Emeği Geçen(ler): Aras, Gökşen (Danışman),

Anahtar Kelimeler

Sarah Scott, Florence Dixie, Fay Weldon, İdeology, Gender


Özet

Sarah Scott's A Description of Millenium Hall (1762), Florence Dixie's Gloriana; Or, The Revolution of 1900 (1890), and Fay Weldon's Darcy's Utopia (1990) criticize patriarchal policies that legitimize the power and privileges of ruling patriarchs. Having been influenced respectively by the mid-eighteenth-, late-nineteenth-, and late-twentieth-century feminist movements, Scott, Dixie, and Weldon challenge the oppressive patriarchal ideology and discourse in their feminist utopias through their female protagonists.
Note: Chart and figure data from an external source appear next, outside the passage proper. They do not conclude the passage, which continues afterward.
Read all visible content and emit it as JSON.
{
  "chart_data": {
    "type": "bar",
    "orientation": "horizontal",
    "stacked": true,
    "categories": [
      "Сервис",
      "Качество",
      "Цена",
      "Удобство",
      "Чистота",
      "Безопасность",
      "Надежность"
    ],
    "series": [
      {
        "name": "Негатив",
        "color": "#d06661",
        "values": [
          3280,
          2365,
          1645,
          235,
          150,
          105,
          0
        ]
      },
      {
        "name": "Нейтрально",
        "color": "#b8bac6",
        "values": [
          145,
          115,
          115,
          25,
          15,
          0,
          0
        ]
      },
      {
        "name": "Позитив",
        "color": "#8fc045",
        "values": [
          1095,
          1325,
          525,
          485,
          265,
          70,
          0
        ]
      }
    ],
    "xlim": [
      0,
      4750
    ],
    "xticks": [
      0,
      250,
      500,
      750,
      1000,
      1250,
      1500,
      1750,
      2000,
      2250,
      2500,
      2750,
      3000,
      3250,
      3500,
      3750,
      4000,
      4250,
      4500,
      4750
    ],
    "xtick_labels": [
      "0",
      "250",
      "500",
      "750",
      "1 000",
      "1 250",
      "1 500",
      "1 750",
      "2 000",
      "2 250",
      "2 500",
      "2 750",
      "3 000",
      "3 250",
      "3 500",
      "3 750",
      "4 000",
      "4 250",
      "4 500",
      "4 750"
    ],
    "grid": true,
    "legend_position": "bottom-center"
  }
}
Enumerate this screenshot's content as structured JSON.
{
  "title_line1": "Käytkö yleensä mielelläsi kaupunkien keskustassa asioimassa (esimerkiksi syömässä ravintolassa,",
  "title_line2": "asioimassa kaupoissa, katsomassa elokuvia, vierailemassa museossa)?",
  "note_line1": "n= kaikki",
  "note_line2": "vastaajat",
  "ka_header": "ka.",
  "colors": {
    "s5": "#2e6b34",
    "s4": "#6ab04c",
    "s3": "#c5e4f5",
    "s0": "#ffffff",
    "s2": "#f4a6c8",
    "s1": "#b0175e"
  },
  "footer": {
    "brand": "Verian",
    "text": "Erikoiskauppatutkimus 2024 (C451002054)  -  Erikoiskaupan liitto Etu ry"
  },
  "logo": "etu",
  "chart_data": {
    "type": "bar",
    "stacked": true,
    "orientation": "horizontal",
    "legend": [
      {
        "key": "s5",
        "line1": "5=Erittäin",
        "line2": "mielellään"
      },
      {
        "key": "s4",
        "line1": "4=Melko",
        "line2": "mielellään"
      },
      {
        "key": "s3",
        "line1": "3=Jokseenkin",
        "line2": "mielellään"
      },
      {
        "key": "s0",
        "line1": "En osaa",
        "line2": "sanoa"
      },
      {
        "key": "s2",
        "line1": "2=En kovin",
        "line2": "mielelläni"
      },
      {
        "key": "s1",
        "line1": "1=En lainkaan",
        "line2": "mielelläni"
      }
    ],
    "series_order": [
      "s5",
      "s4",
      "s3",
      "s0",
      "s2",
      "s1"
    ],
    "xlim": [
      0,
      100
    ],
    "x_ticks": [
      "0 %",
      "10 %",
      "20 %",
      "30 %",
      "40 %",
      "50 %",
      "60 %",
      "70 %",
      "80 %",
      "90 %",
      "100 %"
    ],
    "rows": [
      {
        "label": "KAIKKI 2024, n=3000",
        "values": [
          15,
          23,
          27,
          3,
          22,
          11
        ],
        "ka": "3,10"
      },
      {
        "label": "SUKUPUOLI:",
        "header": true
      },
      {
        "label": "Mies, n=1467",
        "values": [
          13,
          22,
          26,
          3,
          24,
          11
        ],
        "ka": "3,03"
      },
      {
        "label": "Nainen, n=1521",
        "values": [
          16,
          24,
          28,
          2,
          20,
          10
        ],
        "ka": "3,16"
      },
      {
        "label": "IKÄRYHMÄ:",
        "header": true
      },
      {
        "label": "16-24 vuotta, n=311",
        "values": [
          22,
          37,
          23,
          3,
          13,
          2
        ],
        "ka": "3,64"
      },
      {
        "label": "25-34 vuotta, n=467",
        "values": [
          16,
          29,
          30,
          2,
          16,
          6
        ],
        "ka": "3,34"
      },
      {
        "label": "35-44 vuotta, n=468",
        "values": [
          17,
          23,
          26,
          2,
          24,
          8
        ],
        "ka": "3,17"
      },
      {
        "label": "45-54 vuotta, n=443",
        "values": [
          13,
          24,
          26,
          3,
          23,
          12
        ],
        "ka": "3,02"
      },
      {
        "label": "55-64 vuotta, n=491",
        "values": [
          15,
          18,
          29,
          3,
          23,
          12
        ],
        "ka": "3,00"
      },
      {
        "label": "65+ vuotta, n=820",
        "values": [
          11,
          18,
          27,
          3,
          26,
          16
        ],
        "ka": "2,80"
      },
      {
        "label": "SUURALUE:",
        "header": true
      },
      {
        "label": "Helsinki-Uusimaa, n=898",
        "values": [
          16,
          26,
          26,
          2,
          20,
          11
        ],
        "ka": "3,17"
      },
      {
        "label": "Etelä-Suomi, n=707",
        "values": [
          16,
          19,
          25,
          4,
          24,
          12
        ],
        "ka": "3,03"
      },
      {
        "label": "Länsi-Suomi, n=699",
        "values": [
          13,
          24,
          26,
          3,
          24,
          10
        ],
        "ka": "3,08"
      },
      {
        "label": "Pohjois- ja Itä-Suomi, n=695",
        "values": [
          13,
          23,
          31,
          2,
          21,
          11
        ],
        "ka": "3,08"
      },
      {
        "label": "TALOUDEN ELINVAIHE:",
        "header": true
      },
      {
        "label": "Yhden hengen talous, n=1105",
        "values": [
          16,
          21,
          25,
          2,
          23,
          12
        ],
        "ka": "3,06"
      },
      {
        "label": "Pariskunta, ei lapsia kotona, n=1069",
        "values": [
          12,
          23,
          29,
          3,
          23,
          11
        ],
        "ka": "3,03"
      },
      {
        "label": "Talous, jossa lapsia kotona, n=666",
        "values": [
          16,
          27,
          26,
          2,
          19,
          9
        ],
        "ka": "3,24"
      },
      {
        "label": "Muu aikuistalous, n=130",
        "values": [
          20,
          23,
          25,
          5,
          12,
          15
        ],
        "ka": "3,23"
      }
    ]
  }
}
Treating gender discrimination as a socio-political problem, the heroines contend that women's perceived mental and physical inferiority is enforced through such social institutions as religion, education, and marriage. They also draw a similarity between the domination of women and the subordinated social, racial, and religious classes. The dissertation refers mainly to Foucauldian and feminist arguments to discuss the issue of the subjugation and exploitation of women in Scott, Dixie and Weldon, and it aims to explain that although gender issue is treated from different socio-historical perspectives, the protagonists maintain that the oppression of women is ideological, and it is not related to women's alleged biological, mental, or moral inferiority. It is also revealed that they claim that the subordination of women is enacted by patriarchal state, which advocates the concentration of power in the hands of the upper-class, Christian, white men. The dissertation concludes that Scott's, Dixie's, and Weldon's heroines argue that the conventional social, economic, political, religious and moral discourses should be reformed to emancipate women from men's domination.